Sjaarda CP(1)(2), Rustom N(3)(4), Evans GA(5)(6)(7), Huang D(8), Perez-Patrigeon S(5), Hudson ML(9)(3), Wong H(10), Sun Z(8), Guan TH(11), Ayub M(3)(4), Soares CN(9)(3), Colautti RI(#)(8), Sheth PM(#)(6)(7)(10)(12).
Author information:
(1)Queen's Genomics Lab At Ongwanada
(QGLO), Ongwanada Resource Center, Kingston, ON, K7M8A6, Canada. [Email]
(2)Department of Psychiatry, Queen's University, Kingston, ON, K7L3N6, Canada. [Email]
(3)Department of Psychiatry, Queen's University, Kingston, ON, K7L3N6, Canada.
(4)Centre for Neuroscience Studies, Queen's University, Kingston, ON, K7L3N6, Canada.
(5)Division of Infectious Diseases, Department of Medicine, Queen's University, Kingston, ON, Canada.
(6)Department of Pathology and Molecular Medicine, Queen's University, Kingston, ON, Canada.
(7)Department of Biomedical and Molecular Sciences, Queen's University, Kingston, ON, Canada.
(8)Biology Department, Queen's University, Kingston, ON, Canada.
(9)Queen's Genomics Lab At Ongwanada
(QGLO), Ongwanada Resource Center, Kingston, ON, K7M8A6, Canada.
(10)Division of Microbiology, Kingston Health Sciences Center, Kingston, ON, Canada.

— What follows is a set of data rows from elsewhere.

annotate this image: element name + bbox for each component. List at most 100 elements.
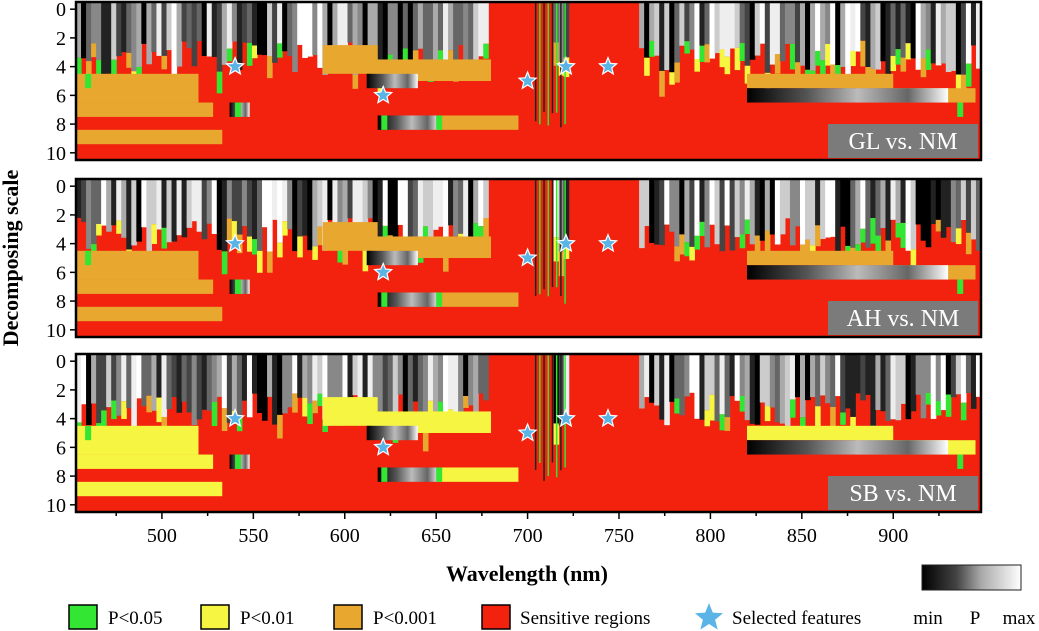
- legend-swatch-sensitive: [481, 604, 511, 630]
- texture-stripe: [277, 179, 283, 243]
- texture-stripe: [744, 179, 751, 220]
- significance-cell: [875, 235, 881, 254]
- texture-stripe: [905, 2, 912, 44]
- significance-cell: [312, 400, 318, 414]
- texture-stripe: [890, 354, 897, 420]
- texture-stripe: [845, 354, 851, 409]
- significance-cell: [156, 397, 163, 423]
- texture-stripe: [815, 354, 821, 407]
- significance-cell: [719, 414, 726, 431]
- texture-stripe: [126, 2, 132, 53]
- texture-stripe: [850, 179, 856, 248]
- texture-stripe: [221, 2, 228, 65]
- texture-stripe: [81, 354, 87, 405]
- texture-stripe: [935, 2, 942, 66]
- texture-stripe: [955, 2, 962, 75]
- x-tick-label: 500: [147, 525, 177, 547]
- texture-stripe: [724, 2, 731, 57]
- texture-stripe: [151, 2, 157, 52]
- significance-cell: [563, 243, 570, 260]
- significance-cell: [317, 393, 323, 407]
- significance-cell: [694, 235, 700, 250]
- texture-stripe: [116, 354, 122, 416]
- texture-stripe: [337, 2, 344, 67]
- texture-stripe: [900, 2, 907, 58]
- texture-stripe: [181, 354, 188, 402]
- texture-stripe: [563, 179, 570, 244]
- texture-stripe: [905, 179, 912, 251]
- texture-stripe: [287, 2, 293, 56]
- significance-cell: [840, 412, 846, 425]
- texture-stripe: [945, 2, 952, 73]
- significance-cell: [226, 218, 233, 241]
- feature-line: [539, 354, 541, 463]
- texture-stripe: [920, 354, 927, 419]
- texture-stripe: [116, 179, 122, 221]
- texture-stripe: [734, 2, 741, 48]
- significance-cell: [789, 43, 796, 70]
- texture-stripe: [915, 179, 922, 225]
- significance-cell: [337, 244, 344, 263]
- texture-stripe: [372, 354, 379, 411]
- significance-cell: [297, 236, 303, 258]
- texture-stripe: [920, 179, 927, 241]
- texture-stripe: [724, 354, 731, 418]
- texture-stripe: [337, 354, 344, 426]
- texture-stripe: [815, 179, 821, 226]
- texture-stripe: [166, 2, 173, 51]
- texture-stripe: [186, 354, 193, 413]
- significance-cell: [381, 467, 388, 482]
- texture-stripe: [739, 354, 746, 396]
- gray-texture: [76, 179, 982, 277]
- texture-stripe: [226, 179, 233, 219]
- texture-stripe: [267, 354, 273, 397]
- texture-stripe: [297, 179, 303, 237]
- texture-stripe: [292, 179, 298, 252]
- texture-stripe: [322, 2, 328, 75]
- legend-swatch-p001: [200, 604, 230, 630]
- texture-stripe: [302, 2, 308, 58]
- feature-line: [551, 2, 554, 114]
- texture-stripe: [367, 179, 374, 219]
- selected-feature-star: [598, 56, 619, 76]
- significance-cell: [885, 240, 892, 254]
- feature-line: [534, 2, 537, 122]
- texture-stripe: [458, 354, 464, 423]
- texture-stripe: [342, 354, 349, 399]
- significance-cell: [96, 60, 102, 86]
- significance-band: [439, 115, 519, 130]
- texture-stripe: [468, 179, 474, 246]
- texture-stripe: [427, 179, 434, 245]
- feature-line: [543, 179, 545, 290]
- legend-label-p001: P<0.01: [240, 608, 295, 629]
- texture-stripe: [412, 2, 419, 51]
- legend: P<0.05 P<0.01 P<0.001 Sensitive regions …: [68, 603, 861, 630]
- texture-stripe: [91, 2, 97, 44]
- texture-stripe: [950, 354, 957, 398]
- significance-cell: [850, 50, 856, 67]
- texture-stripe: [407, 179, 414, 247]
- texture-stripe: [845, 179, 851, 246]
- y-tick-label: 6: [56, 262, 66, 284]
- texture-stripe: [895, 2, 902, 50]
- texture-stripe: [734, 354, 741, 401]
- texture-stripe: [880, 354, 887, 412]
- significance-cell: [111, 59, 117, 86]
- significance-cell: [709, 394, 716, 421]
- x-tick-label: 650: [421, 525, 451, 547]
- significance-cell: [960, 402, 967, 421]
- texture-stripe: [759, 354, 766, 403]
- texture-stripe: [317, 354, 323, 394]
- significance-band: [439, 292, 519, 307]
- significance-cell: [235, 279, 242, 294]
- texture-stripe: [805, 179, 811, 240]
- significance-cell: [704, 410, 711, 427]
- gray-bar: [366, 250, 418, 266]
- significance-cell: [764, 406, 771, 422]
- significance-band: [322, 45, 378, 74]
- y-axis-title: Decomposing scale: [0, 169, 23, 346]
- texture-stripe: [76, 354, 82, 423]
- texture-stripe: [262, 179, 268, 228]
- texture-stripe: [970, 179, 977, 240]
- texture-stripe: [463, 2, 469, 67]
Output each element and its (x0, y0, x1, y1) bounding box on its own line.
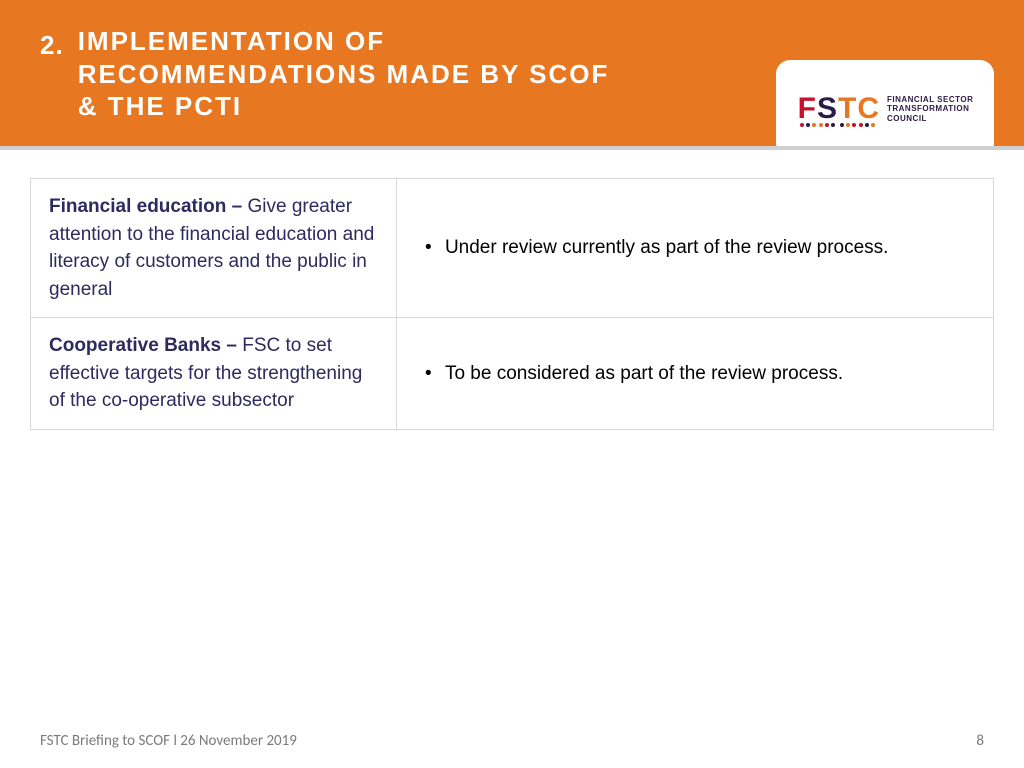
logo-letter-S: S (817, 94, 836, 124)
title-number: 2. (40, 30, 64, 61)
logo-letter-T: T (838, 94, 855, 124)
footer-left: FSTC Briefing to SCOF l 26 November 2019 (40, 732, 297, 750)
page-number: 8 (976, 732, 984, 750)
table-row: Cooperative Banks – FSC to set effective… (31, 318, 994, 430)
table-row: Financial education – Give greater atten… (31, 179, 994, 318)
logo-letter-C: C (857, 94, 878, 124)
logo-tagline-2: TRANSFORMATION (887, 104, 969, 113)
recommendations-table: Financial education – Give greater atten… (30, 178, 994, 430)
recommendation-heading: Cooperative Banks – (49, 335, 242, 356)
recommendation-cell: Cooperative Banks – FSC to set effective… (31, 318, 397, 430)
recommendation-heading: Financial education – (49, 196, 248, 217)
slide-title: IMPLEMENTATION OF RECOMMENDATIONS MADE B… (78, 25, 638, 123)
status-text: Under review currently as part of the re… (415, 234, 975, 262)
recommendation-cell: Financial education – Give greater atten… (31, 179, 397, 318)
status-text: To be considered as part of the review p… (415, 360, 975, 388)
logo-letter-F: F (798, 94, 815, 124)
logo-tagline-1: FINANCIAL SECTOR (887, 95, 973, 104)
slide-header: 2. IMPLEMENTATION OF RECOMMENDATIONS MAD… (0, 0, 1024, 148)
logo-tagline-3: COUNCIL (887, 114, 927, 123)
status-cell: To be considered as part of the review p… (396, 318, 993, 430)
content-area: Financial education – Give greater atten… (0, 148, 1024, 430)
fstc-logo: FSTC FINANCIAL SECTOR TRANSFORMATION COU… (797, 94, 974, 124)
status-cell: Under review currently as part of the re… (396, 179, 993, 318)
slide-footer: FSTC Briefing to SCOF l 26 November 2019… (40, 732, 984, 750)
logo-card: FSTC FINANCIAL SECTOR TRANSFORMATION COU… (776, 60, 994, 158)
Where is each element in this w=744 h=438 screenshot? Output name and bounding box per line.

(11)Department of Family Medicine, Queen's University, Kingston, ON, Canada.
(12)Gastrointestinal Disease Research Unit, Kingston Health Sciences Center, Kingston, ON, Canada.
(#)Contributed equally

Abstract

The emergence and rapid global spread of SARS-CoV-2 demonstrates the importance of infectious disease surveillance, particularly during the early stages. Viral genomes can provide key insights into transmission chains and pathogenicity. Nasopharyngeal swabs were obtained from thirty-two of the first SARS-CoV-2 positive cases (March 18-30) in Kingston Ontario, Canada. Viral genomes were sequenced using Ion Torrent (n = 24) and MinION (n = 27) sequencing platforms. SARS-CoV-2 genomes carried forty-six polymorphic sites including two missense and three synonymous variants in the spike protein gene. The D614G point mutation was the predominate viral strain in our cohort (92.6%). A heterozygous variant (C9994A) was detected by both sequencing platforms but filtered by the ARTIC network bioinformatic pipeline suggesting that heterozygous variants may be underreported in the SARS-CoV-2 literature. Phylogenetic analysis with 87,738 genomes in the GISAID database identified global origins and transmission events including multiple, international introductions as well as community spread. Reported travel history validated viral introduction and transmission inferred by phylogenetic analysis. Molecular epidemiology and evolutionary phylogenetics may complement contact tracing and help reconstruct transmission chains of emerging diseases. Earlier detection and screening in this way could improve the effectiveness of regional public health interventions to limit future pandemics.